Vixen

Based on Leoš Janáček’s The Cunning Little Vixen
Silent Opera
The Vaults

Rosie Thomas as Vixen and Timothy Dickinson as Badger Credit: Robert Workman
Rosie Thomas as Vixen Credit: Robert Workman
Robin Bailey as Fox and Rosie Thomas as Vixen Credit: Robert Workman

The Silent Opera team has transposed Janáček’s opera (based on a newspaper’s picture serial story) from the countryside to rough street life in London acted out in the far from bucolic atmosphere of the tunnels below Waterloo station.

It is a partly-promenade production that begins in the site’s entrance bar and then moves through to spaces where you can sit on sofas or cushions surrounding the actors giving a certain intimacy to the action.

That’s not all. You also get your own individual performance through headphones. Taking the Silent Disco idea a step further, you can hear singers and orchestra through your headset (in an arrangement by Max Pappenheim and MD Stephen Higgins and a sound design by Pappenheim and David Gregory) or if you take them off you hear the singers and live instrumentalists unmiked in the site acoustic and (sometimes) the pre-recorded orchestra and the sound of the trains overhead which become part of the score.

Director Daisy Evans, whose inspiration Silent Opera is, says she wants audiences, “to believe every second,” and assures that, “you never miss a single note, a single line, or even the slightest breath.” While understanding and applauding her intention, I found a collection of sofas around a kitchen set or awkward cushions on steps, let alone the slow shuffle into and between performances spaces, even more unnatural than more conventional staging.

Wearing headphones is one way of solving the problem of orchestral balance in a promenade but it tends to isolate the individual, weakening that sense of belonging to an audience and interrupting the rapport with the performers. “Follow the girl…” invites Evans, but we don’t: this is really a case of sit down and watch her.
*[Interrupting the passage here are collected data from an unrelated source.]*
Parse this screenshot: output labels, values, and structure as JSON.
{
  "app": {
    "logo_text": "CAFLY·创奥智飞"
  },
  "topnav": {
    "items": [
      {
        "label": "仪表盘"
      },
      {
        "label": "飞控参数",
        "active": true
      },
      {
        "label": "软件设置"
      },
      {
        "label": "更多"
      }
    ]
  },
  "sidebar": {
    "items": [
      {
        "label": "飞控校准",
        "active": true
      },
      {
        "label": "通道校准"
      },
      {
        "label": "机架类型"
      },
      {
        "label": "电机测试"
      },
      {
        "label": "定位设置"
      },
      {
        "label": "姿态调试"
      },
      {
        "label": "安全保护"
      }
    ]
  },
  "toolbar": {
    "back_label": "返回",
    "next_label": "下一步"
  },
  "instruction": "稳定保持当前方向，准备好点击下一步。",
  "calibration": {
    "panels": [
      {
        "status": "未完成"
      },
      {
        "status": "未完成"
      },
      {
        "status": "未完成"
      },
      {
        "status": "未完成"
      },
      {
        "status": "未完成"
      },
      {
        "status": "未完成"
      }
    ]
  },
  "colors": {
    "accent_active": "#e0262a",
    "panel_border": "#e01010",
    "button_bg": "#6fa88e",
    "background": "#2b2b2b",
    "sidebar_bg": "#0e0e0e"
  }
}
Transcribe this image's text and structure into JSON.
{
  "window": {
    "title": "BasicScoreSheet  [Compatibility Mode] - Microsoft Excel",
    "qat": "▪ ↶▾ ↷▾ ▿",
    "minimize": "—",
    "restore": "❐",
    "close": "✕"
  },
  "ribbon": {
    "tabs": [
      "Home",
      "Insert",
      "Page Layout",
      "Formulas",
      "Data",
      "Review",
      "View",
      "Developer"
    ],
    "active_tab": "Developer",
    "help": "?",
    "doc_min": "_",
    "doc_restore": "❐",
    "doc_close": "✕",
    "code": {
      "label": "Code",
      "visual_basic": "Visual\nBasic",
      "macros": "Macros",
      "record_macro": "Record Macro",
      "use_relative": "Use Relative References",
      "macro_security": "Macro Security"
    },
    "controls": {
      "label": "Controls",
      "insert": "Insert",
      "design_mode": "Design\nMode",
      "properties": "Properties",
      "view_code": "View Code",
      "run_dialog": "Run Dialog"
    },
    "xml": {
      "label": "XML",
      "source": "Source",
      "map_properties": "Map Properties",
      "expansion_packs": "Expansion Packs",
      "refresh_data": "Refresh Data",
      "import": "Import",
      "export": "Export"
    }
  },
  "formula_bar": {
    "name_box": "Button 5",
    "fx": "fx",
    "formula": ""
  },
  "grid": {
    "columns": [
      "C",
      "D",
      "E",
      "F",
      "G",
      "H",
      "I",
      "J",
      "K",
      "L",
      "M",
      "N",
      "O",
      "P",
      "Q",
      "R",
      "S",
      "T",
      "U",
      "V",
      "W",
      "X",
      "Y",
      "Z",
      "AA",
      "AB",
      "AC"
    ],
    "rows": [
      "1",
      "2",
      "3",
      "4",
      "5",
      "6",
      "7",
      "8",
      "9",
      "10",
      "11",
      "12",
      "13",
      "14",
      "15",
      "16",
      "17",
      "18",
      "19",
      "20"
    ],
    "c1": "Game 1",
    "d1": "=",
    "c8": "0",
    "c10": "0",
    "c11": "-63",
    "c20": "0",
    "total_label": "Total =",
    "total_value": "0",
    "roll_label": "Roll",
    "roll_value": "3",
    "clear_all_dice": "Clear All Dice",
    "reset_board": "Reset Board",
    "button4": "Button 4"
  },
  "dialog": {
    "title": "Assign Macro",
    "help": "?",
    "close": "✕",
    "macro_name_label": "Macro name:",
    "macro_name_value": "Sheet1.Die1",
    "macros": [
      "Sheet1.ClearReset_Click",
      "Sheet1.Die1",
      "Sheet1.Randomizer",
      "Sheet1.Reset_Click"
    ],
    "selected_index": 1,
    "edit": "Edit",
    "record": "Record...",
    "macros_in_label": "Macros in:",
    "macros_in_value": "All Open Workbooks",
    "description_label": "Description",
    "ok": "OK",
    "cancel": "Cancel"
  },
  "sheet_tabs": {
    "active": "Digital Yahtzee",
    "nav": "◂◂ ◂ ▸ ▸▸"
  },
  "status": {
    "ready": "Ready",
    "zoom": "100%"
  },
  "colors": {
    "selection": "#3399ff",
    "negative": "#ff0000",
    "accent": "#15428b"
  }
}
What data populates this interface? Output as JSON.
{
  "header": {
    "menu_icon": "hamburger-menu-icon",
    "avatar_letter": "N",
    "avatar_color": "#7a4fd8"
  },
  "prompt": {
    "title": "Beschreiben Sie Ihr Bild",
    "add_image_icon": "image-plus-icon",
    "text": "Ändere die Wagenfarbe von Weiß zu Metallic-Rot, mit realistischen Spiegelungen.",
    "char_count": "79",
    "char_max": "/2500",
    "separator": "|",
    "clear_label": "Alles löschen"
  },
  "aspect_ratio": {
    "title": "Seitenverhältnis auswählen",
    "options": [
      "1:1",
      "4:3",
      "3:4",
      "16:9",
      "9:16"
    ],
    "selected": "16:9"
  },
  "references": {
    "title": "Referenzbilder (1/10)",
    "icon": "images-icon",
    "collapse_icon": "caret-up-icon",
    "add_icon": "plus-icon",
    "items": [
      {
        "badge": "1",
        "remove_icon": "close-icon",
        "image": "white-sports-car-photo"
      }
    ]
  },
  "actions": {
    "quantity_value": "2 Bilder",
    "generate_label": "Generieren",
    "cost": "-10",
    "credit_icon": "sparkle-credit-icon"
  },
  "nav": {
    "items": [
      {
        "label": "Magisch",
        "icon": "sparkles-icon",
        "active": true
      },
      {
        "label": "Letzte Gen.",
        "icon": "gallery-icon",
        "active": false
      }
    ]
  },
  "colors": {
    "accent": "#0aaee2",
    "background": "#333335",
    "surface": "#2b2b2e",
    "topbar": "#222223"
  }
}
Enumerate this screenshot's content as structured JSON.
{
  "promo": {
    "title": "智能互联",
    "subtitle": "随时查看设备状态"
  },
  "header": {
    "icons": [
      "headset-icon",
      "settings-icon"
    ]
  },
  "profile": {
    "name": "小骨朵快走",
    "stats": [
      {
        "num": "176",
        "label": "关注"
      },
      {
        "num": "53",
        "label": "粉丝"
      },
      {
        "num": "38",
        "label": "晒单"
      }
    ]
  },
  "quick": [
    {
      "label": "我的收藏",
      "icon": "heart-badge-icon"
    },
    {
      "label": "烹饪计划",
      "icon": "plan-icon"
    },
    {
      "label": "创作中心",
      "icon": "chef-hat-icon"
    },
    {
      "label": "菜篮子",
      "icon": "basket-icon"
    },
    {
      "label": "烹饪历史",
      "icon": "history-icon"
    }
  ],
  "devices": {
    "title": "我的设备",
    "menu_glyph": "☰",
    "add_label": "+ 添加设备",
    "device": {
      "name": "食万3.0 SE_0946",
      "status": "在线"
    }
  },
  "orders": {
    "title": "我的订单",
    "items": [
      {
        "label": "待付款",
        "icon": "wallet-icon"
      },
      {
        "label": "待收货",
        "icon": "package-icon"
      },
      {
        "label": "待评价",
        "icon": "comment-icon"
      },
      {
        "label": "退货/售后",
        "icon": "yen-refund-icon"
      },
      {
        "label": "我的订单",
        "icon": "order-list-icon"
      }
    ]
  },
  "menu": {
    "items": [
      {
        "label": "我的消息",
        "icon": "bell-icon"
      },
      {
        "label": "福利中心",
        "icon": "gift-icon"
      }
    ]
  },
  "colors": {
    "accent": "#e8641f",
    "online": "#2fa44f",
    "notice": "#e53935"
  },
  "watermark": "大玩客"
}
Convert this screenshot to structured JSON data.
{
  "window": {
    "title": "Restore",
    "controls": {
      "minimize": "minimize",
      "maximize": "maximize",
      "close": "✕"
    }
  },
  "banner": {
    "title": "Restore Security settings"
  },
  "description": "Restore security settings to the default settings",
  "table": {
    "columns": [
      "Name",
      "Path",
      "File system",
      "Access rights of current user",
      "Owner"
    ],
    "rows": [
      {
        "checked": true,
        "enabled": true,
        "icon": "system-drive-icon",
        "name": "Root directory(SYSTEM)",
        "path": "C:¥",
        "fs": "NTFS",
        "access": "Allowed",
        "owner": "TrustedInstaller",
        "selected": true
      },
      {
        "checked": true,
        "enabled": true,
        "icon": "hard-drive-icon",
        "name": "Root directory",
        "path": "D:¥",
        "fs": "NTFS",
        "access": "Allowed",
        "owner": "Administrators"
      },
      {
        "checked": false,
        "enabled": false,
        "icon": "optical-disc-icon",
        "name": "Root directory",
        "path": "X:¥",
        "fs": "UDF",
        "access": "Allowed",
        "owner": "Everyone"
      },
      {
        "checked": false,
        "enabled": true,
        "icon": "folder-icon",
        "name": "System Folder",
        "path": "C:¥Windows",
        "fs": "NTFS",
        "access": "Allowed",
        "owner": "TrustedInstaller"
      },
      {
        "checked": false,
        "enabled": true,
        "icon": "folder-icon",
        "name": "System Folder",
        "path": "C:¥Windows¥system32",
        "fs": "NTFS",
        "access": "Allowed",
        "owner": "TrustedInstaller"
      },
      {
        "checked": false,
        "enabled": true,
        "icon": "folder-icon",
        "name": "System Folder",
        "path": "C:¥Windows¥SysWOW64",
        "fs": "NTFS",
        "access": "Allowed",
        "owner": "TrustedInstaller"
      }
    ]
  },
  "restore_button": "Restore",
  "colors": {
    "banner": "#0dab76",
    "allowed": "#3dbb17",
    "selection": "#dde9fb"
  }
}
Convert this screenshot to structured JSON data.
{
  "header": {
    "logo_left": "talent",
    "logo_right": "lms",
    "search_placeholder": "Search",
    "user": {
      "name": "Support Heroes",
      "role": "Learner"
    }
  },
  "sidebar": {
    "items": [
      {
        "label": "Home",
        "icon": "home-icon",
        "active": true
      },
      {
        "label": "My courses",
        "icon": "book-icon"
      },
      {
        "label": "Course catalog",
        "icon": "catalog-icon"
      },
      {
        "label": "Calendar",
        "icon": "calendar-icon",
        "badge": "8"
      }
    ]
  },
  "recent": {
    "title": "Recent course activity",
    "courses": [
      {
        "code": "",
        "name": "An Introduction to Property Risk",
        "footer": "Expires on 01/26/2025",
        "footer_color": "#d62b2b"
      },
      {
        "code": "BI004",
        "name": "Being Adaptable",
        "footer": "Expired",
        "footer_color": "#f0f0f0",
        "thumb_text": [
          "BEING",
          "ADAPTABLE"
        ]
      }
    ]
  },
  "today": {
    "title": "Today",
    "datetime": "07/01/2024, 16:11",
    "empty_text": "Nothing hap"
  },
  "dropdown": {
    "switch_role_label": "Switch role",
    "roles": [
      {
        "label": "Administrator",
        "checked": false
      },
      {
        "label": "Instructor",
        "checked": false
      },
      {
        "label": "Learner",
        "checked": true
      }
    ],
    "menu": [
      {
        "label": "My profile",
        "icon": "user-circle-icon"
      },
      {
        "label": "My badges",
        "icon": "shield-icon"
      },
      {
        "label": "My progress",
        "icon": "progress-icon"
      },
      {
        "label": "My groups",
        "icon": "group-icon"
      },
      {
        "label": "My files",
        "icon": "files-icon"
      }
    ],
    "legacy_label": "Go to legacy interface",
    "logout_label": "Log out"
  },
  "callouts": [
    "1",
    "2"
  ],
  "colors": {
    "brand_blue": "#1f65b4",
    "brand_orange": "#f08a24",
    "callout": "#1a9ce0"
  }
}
Opera is essentially an artificial medium, whatever the claims of some composers to follow natural speech forms in their music. It is its effect as theatre, its emotional impact, that draws you into it. I’ve never found this opera easy to follow and, although the performance is sung in English, the first scenes are particularly confusing. And there is no way that any soprano could actually make words on those high notes intelligible but it is well sung with the main roles invested with real sincerity (though there is some very self-conscious acting from some of the lesser ones).

With her fox-red locks, Rosie Lomas makes a lively Vixen, a runaway girl homeless in London. She is nervous and frightened, taken off the street by Ivan Ludlow’s baritone (Forester) she’s abused and runs away again. Meeting up with Tim Dickinson’s Badger she turfs him out of his pad and takes it over before falling for Robin Bailey’s friendly Fox. The scenes between them are effective and moving. Then this version brings introduces drug dealing and a bent cop (Dickinson again) who shoots Vixen.

All except Lomas and Ludlow are instrumentalists as well as singers—there is a lot of talent on show here—and considerable skill has gone into creating the composite sound. Daisy Evans has bonded a strong team together and produced strong performances.

This the stark, underground venue, though very far from Janáček’s countryside, might seem an ideal setting for a story of such struggle for survival but the production doesn’t really develop from the location. It’s not site specific and might work better in a less demanding environment where it could flow more smoothly.